和歌山県南紀のニュース/AGARA 紀伊民報

2024年12月23日(月)

摘果ミカンでクラフトビール 「地域の特産品に」本年度中の完成目指す、印南町

昨年作ったクラフトビールの試作品。商品名にも入れた七宝の文様を取り入れている
昨年作ったクラフトビールの試作品。商品名にも入れた七宝の文様を取り入れている
 和歌山県印南町印南、印南漁港にある観光交流施設かえるの港を運営する「和み」(古田高士代表)は、摘果したミカンを原料にしたクラフトビールの開発に取り組んでいる。町をアピールできる産品にしたいという。本年度中に商品化して、来年度以降の販売を目指している。

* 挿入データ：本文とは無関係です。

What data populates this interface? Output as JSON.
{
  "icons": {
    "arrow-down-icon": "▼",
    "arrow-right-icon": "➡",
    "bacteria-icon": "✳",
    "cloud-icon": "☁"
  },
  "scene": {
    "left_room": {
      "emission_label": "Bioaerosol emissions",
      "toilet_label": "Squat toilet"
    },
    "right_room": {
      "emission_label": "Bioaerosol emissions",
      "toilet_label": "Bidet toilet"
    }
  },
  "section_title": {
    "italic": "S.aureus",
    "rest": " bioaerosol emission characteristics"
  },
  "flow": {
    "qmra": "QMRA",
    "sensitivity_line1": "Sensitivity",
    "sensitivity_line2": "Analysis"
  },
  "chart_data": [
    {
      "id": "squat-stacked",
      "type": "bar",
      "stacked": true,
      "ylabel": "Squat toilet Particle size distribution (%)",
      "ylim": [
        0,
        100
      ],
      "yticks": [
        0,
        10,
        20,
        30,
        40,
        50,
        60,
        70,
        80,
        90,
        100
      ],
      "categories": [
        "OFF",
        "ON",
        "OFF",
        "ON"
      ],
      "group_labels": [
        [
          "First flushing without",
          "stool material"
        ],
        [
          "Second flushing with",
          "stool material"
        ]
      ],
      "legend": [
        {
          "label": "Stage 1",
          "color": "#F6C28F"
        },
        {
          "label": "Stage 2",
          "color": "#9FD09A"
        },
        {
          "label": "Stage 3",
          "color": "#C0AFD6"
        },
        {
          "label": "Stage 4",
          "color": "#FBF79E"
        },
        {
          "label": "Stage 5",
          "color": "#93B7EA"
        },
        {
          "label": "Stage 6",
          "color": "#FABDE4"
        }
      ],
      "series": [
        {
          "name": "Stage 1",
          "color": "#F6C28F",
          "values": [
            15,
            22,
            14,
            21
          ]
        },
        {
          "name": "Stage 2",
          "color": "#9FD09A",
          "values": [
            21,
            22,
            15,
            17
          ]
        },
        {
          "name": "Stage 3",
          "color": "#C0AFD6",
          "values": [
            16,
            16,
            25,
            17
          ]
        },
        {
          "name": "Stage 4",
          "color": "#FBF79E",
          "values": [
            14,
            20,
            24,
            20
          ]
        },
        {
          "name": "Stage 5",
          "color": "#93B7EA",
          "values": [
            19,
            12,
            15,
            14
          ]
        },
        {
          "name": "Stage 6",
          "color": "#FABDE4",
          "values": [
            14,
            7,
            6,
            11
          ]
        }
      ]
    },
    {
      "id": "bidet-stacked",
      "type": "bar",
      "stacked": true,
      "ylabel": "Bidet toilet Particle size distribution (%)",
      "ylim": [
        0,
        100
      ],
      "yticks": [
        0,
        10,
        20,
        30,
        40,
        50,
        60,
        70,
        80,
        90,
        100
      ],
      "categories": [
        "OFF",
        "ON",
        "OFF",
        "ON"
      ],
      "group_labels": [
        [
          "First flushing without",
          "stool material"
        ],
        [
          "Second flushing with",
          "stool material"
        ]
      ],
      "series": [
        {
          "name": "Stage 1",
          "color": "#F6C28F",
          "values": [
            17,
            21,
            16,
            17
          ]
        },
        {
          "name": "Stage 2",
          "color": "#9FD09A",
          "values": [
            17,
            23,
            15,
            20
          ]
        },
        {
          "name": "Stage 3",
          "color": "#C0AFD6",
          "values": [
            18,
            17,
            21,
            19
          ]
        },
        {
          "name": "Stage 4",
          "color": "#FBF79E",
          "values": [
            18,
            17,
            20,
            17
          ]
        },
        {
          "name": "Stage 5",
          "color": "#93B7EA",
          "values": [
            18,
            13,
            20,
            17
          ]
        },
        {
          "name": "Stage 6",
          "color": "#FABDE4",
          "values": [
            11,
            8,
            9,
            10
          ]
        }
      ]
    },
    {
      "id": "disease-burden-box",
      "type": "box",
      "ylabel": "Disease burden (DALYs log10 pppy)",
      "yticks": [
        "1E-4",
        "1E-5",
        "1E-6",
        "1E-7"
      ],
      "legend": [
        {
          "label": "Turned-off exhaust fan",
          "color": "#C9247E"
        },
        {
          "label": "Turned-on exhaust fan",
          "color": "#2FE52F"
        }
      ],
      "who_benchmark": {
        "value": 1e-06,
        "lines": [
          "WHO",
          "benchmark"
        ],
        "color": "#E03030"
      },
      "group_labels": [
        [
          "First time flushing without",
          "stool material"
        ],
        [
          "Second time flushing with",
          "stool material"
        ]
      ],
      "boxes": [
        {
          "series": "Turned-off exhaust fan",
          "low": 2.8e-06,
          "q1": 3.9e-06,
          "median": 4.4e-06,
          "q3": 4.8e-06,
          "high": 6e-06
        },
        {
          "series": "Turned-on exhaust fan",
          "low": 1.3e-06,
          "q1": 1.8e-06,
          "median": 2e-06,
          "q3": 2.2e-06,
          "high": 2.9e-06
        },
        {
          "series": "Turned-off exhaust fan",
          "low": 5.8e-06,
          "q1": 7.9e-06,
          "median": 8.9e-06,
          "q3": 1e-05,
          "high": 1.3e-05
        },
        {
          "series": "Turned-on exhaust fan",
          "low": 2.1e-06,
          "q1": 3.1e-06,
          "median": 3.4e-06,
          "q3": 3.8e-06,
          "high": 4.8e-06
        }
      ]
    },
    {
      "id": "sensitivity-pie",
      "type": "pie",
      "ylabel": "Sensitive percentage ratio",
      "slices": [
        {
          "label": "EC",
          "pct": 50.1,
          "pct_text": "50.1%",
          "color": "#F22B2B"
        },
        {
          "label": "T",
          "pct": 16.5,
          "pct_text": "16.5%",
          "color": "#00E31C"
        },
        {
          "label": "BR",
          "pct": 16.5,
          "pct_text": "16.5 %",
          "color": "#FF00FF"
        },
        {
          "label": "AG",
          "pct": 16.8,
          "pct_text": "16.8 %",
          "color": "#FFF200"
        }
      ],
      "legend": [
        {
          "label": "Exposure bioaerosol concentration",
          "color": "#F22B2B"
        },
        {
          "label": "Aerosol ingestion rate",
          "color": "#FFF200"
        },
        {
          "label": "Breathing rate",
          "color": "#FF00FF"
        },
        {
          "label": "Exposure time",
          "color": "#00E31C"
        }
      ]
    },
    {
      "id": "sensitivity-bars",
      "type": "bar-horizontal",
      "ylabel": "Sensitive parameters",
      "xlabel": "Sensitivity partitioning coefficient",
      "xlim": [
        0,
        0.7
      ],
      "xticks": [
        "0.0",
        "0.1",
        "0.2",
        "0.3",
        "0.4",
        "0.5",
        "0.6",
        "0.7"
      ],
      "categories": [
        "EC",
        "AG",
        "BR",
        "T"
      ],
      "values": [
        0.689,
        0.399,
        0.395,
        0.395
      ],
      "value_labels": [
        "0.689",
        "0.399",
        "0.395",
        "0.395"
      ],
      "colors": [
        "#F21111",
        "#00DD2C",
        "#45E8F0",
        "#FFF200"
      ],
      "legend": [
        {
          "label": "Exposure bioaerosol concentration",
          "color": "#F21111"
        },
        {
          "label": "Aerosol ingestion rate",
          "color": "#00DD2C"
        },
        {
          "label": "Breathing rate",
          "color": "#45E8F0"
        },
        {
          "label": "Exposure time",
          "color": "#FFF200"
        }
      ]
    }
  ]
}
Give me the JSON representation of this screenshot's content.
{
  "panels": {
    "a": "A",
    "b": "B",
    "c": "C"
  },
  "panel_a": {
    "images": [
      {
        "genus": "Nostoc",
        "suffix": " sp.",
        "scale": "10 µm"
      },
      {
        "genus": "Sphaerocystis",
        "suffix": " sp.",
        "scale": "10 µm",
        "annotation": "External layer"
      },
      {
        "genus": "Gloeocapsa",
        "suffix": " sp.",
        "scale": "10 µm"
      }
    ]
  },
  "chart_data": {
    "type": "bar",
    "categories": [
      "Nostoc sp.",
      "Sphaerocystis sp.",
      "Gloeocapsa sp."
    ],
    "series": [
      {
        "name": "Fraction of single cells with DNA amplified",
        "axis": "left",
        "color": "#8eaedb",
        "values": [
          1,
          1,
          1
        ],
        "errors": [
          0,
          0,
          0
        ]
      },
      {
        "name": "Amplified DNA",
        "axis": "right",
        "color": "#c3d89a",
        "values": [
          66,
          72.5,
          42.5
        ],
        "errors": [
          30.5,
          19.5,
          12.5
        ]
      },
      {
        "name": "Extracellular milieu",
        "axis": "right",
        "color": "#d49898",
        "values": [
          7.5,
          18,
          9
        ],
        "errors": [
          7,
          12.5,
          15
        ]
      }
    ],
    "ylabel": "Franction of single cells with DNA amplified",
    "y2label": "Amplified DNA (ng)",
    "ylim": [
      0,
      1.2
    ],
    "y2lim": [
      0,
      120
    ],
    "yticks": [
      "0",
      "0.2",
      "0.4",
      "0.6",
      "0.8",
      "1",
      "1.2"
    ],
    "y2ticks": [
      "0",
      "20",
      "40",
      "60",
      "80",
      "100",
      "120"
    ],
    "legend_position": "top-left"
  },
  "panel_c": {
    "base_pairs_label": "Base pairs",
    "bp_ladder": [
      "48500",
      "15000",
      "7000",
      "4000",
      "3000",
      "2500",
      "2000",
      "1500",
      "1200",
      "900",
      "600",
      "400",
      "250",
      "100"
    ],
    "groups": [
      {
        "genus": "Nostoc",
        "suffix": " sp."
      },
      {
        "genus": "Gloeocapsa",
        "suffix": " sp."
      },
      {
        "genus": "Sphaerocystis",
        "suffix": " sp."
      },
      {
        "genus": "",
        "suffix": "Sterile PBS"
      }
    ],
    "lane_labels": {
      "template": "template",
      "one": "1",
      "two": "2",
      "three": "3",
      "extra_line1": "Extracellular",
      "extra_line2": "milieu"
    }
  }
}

 クラフトビールは、小規模な醸造所で造られる個性のあるビール。近年は地元の食材を活用した商品が全国各地で生み出されている。

 同社は、施設内の産直店「産直市場なごみ」で印南町発祥とされるかつお節のPRなど地域活性に取り組んでいる。同町はミニトマトや小玉スイカ、花など農産物の生産が盛んな一方、加工品が少ない。このため、地場産業を生かせる魅力ある商品を開発しようと、摘果で廃棄されるミカンに着目した。

 商品開発に向け昨年度にクラウドファンディングで資金を募ったところ、目標金額30万円に対して41万5千円の寄付が集まった。さらに、公益財団法人わかやま産業振興財団が実施する、新商品や新サービスの開発のための「わかやま農商工連携ファンド」にも本年度採択された。

 商品名は、縁起の良い七宝文様にちなみ「シッポウクラフト」とし、七宝文様をラベルにも取り入れる。摘果ミカンは庄田果樹園(印南町羽六)から調達。製造は和歌山市の醸造会社に委託する。試作品を昨年70本作り、観光客らに提供して好評を得た。

 商品のバリエーションを広げようと開発会議をこのほど、御坊市名田町の和歌山工業高等専門学校で開いた。県内のクラフトビール開発で実績のある同校生物応用化学科の楠部真崇教授、庄田果樹園らを交えて協議。摘果の温州ミカンに加え、ジュース製造時に出るかんきつ類の皮、等級の低い青梅なども試してみることにした。

 今季の青梅など原料が調達でき次第試作していく。和みの担当者は「地元の看板商品の一つになるよう目指していきたい。試飲会を開いて意見をもらい、印南が誇ることができる商品にしたい」と話している。